Das ganze Ausmaß der Straßenschäden steht noch nicht fest. Hessen Mobil ist dabei, alle Schlaglöcher zu erfassen. Grundsätzlich erwartet Präsident Burkhard Vieth aber, dass sich die winterbedingten Schäden auf durchschnittlichem Niveau bewegen. Das bestätigt Dirk Schleicher vom Bebraer Bauamt: "Im Verhältnis zu den Vorjahren sind die Schäden nicht schlimmer."

Schlimmer sind die Folgen in Bad Hersfeld: "Der lang anhaltende Winter mit phasenweise Dauerfrost, Schnee- und Eisbedeckung und entsprechendem Streumitteleinsatz hat die städtischen Straßen ausgesprochen stark strapaziert", sagt Martin Bode, Leiter des Fachbereichs Technische Dienste der Kreisstadt. Akute Schäden wurden im Laufe des Winters mit Kaltasphalt behoben. In den Sommermonaten wollen die Straßenmeistereien dann größere Ausbesserungsarbeiten erledigen, sagt Hessen-Mobil-Sprecherin Höhl.

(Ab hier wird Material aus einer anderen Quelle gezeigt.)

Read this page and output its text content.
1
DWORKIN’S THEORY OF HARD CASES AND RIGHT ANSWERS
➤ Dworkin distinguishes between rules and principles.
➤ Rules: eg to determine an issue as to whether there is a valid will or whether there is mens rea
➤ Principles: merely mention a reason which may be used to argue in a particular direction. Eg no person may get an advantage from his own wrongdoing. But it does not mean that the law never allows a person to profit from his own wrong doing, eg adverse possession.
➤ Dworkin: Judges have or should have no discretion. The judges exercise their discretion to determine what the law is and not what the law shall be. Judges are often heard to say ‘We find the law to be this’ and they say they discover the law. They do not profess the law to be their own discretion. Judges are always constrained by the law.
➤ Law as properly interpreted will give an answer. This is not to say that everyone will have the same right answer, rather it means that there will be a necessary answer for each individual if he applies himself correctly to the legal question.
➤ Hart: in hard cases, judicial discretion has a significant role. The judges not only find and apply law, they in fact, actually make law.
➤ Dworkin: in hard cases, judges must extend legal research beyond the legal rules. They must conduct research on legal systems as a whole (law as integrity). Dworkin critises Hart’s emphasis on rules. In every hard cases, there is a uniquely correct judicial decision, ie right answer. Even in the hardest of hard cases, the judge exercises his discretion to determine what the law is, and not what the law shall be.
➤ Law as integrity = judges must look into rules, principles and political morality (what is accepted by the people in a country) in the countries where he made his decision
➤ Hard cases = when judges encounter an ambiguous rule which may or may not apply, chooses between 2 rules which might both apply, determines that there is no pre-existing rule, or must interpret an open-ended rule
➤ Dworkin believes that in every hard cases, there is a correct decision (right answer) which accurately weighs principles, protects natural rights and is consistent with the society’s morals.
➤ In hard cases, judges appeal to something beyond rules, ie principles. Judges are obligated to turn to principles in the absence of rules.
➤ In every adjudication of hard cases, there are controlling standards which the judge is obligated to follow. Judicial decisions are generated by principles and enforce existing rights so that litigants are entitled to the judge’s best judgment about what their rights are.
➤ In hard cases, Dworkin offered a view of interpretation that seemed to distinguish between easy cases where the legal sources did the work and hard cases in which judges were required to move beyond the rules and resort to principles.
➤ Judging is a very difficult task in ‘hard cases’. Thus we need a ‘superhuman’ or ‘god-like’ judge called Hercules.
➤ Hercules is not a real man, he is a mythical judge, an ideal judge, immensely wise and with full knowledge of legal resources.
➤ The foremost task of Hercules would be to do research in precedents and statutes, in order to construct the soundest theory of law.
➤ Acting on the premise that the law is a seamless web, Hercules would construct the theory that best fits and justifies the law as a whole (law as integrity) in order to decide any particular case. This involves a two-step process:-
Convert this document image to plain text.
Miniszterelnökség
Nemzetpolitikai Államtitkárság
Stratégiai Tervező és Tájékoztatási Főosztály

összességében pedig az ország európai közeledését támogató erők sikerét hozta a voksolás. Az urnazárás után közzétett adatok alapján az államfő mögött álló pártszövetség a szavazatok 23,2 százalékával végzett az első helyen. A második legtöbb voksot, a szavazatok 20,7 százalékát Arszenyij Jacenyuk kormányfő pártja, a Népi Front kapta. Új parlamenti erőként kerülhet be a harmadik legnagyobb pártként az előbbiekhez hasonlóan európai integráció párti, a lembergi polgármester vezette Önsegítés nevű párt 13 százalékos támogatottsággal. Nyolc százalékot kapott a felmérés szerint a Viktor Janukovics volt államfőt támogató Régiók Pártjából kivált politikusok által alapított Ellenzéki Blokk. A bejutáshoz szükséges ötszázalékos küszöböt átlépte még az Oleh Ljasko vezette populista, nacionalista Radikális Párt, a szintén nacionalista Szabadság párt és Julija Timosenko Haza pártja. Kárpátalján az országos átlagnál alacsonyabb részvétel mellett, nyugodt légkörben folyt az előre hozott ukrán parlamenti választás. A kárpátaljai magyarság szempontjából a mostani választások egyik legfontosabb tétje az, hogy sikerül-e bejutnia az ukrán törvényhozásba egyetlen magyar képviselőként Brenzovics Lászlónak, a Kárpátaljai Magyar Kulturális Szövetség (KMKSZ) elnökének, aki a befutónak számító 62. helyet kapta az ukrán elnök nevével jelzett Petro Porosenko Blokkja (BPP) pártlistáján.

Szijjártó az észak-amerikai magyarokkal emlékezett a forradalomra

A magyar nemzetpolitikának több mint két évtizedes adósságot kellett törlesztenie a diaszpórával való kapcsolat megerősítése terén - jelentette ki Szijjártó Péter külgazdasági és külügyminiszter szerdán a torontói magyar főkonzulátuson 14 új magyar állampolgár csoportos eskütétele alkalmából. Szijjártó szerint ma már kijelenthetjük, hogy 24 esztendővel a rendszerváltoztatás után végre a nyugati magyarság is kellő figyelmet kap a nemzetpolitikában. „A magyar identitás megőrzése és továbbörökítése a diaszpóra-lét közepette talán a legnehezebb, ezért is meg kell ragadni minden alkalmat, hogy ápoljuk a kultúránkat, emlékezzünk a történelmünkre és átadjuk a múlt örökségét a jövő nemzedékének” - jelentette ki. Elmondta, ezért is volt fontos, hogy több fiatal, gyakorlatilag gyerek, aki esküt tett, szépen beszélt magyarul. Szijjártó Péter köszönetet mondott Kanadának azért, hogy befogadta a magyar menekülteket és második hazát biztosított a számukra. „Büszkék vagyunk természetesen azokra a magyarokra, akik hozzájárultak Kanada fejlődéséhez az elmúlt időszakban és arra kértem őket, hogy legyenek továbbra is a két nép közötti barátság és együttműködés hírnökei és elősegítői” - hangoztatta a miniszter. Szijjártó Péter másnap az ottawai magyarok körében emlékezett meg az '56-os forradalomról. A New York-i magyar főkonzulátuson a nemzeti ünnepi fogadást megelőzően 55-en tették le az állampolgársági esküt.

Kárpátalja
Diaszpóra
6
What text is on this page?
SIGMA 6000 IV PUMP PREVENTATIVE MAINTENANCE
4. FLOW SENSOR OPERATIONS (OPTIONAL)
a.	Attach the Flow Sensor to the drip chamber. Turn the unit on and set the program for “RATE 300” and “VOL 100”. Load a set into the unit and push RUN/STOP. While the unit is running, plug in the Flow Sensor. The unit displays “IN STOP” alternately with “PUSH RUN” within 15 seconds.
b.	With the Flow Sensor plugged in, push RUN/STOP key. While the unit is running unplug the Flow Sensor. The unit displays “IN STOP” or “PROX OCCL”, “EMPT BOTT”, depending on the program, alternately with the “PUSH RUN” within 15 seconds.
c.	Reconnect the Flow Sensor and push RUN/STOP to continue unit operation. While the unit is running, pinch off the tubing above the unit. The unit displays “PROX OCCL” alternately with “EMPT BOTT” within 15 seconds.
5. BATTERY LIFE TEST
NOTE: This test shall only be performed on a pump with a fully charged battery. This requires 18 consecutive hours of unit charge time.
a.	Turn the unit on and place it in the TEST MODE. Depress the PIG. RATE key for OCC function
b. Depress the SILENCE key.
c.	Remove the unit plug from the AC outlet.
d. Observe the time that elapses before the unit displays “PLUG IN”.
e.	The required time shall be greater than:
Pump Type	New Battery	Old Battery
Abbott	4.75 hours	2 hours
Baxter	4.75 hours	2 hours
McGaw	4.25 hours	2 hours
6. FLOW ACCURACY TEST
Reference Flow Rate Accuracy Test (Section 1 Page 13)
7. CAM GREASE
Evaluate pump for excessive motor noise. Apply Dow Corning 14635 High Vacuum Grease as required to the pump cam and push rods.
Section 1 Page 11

21. Januar war der schlimmste Tag

Der Winter 2012/2013 hat reichlich Schnee mit sich gebracht. Der schlimmste Tag war der 21. Januar, an dem in der ganzen Region der Verkehr zum Erliegen kam. Auf den Autobahnen rund ums Kirchheimer Dreieck stellten sich immer wieder Lastwagen quer. Allein der Bauhof Bad Hersfeld hat 80 Tonnen Salz verstreut; sechs Fahrer fuhren mit vier großen Winterdienstlastwagen etwa 1000 Kilometer. "Das war sehr strapaziös für die Kollegen", erinnert sich auch ein Mitarbeiter des Bauhofs Rotenburg an den 21. Januar. Die Mitarbeiter seien mit Streufahrzeugen und als Fußkolonnen pausenlos unterwegs gewesen, um Straßen und öffentliche Gehwege vom Schnee zu befreien.